Produits industriellement depuis environ 1930, les polychlorobiphényles (PCB) ont été utilisés dans une large gamme d’applications, notamment les gros équipements électriques tels que transformateurs et diélectriques, jusque vers la fin de la décennie 1980. Depuis 1987 en France, comme dans les autres pays industrialisés, toute production est interdite et les équipements déjà en service devaient être éliminés au plus tard au 31 décembre 2010. Les restrictions d’usage puis les interdictions sont intervenus au fur et à mesure de la prise en considération de l’accumulation des PCB dans les chaînes alimentaires et de leur toxicité, complexe et partiellement similaire à celle des polychlorodibenzodioxines. En France, la découverte d’une contamination de poissons d’eau douce dans le Rhône vers 1985-1986 a eu entre autres conséquences de mettre en place une valeur-guide de 2 mg.kg-1 (poids frais) pour l’ensemble des PCB dans la chair des poissons. La surveillance des poissons du Vieux Rhône de Miribel sous l’égide du Service de la Navigation Rhône-Saône a perduré jusqu’en 1999, où il a été constaté que ce niveau guide de 2 mg.kg-1 était respecté. En 2005, la découverte fortuite de deux brèmes contaminées par les PCB dans le plan d’eau du Grand-Large et l’avis de l’AFSSA(devenue ANSES, Agence Nationale de Sécurité Sanitaire en 2010) concluant à un risque possible pour les consommateurs, a conduit par paliers à un diagnostic étendu à l’ensemble du linéaire du Rhône, puis ses affluents, ainsi que sur l’ensemble du territoire national à partir de 2008.
La problématique sanitaire autour des PCB est liée à la stratégie européenne de réduction de l’exposition des populations aux dioxines et composés apparentés, à l’évolution de la perception de la toxicité des PCB « NDL », c’est à dire ceux dont les effets sont différents de la dioxine. Elle a également un lien avec la directive cadre pour l’eau, puisque les PCB sont devenus un élément de la liste des substances prioritaires en 2010.
En parallèle aux analyses de poissons mises en œuvre le long du Rhône à partir de 2005-2006, des prélèvements et analyses de sédiments, notamment en surface, ont été faites dans différents secteurs, pour tenter de localiser les sources. Ces études ont conclu que la contamination des poissons trouvait son origine dans celle des sédiments, dont la mobilité pouvait aussi expliquer la distribution de la contamination dans le fleuve tout entier [2].
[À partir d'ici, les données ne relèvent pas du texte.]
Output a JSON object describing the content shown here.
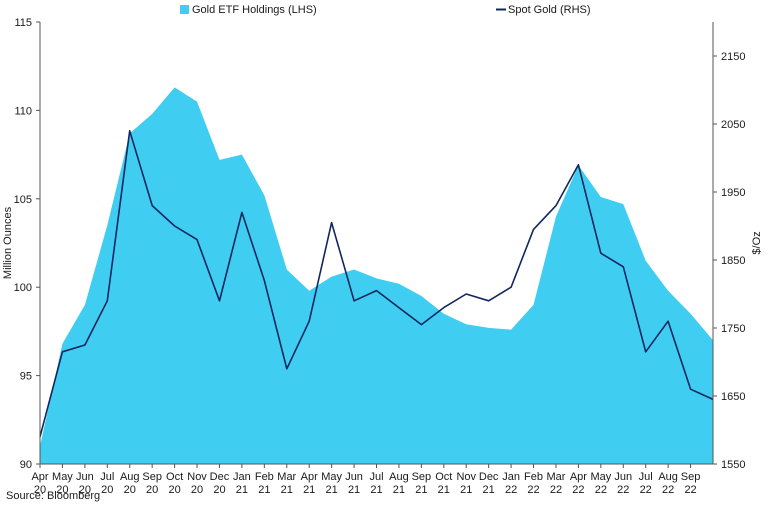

La relation entre la contamination des sédiments et celle des poissons est cependant complexe : l’accumulation des PCBs par les poissons peut être modulée par différents facteurs environnementaux tels que la granulométrie des sédiments, la quantité et la nature de la matière organique dans les sédiments, ou par des facteurs écologiques (habitat des poissons) ou encore physiologiques (taux de lipides des organismes notamment).
Le projet TSIP (transfert des contaminants hydrophobes du sédiment au poisson) a été conçu pour aider à mieux comprendre cette relation et la décrire à l’aide d’un modèle numérique. Plus précisément, les objectifs étaient
- identifier, pour des espèces « clé » de poissons, les voies de contamination prédominantes et les facteurs de contrôle ;
- déterminer les zones d’impact, et les tendances temporelles ;
- déterminer un niveau de PCB dans les sédiments compatible avec le niveau réglementaire (8 pg.g-1 de PCB-DL dans la chair des poissons, à l’exception des anguilles [3]).
- Idéalement, il conviendrait aussi d’estimer un temps de retour à des niveaux de contamination du poisson inférieurs à la limite réglementaire, mais en l’absence de modélisation de l’évolution des sédiments cet objectif ne peut être traité que partiellement.
[1.] AFSSA, Avis de l’Agence Française de sécurité sanitaire des aliments relatif à une demande d’appui scientifique et technique relative au risque sanitaire lié à la consommation de poissons pêchés dans le département du Rhône (zone du canal de Jonage). 2005, AFSSA: Maisons-Alfort. p. 1-2.
[2.] Babut, M. and C. Miège, Contamination des poissons et des sédiments du Rhône par les polychlorobiphényles – Synthèse des données disponibles. 2007, Cemagref: Lyon. p. 39.
[3.] E.C., Commission Regulation (EC) n° 199/2006 of 3 February 2006 amending Regulation (EC) No 466/2001 setting maximum levels for certain contaminants in foodstuffs as regards dioxins and dioxin-like PCBs. 2006, Official Journal of the European Union. p. 32/34-32/38.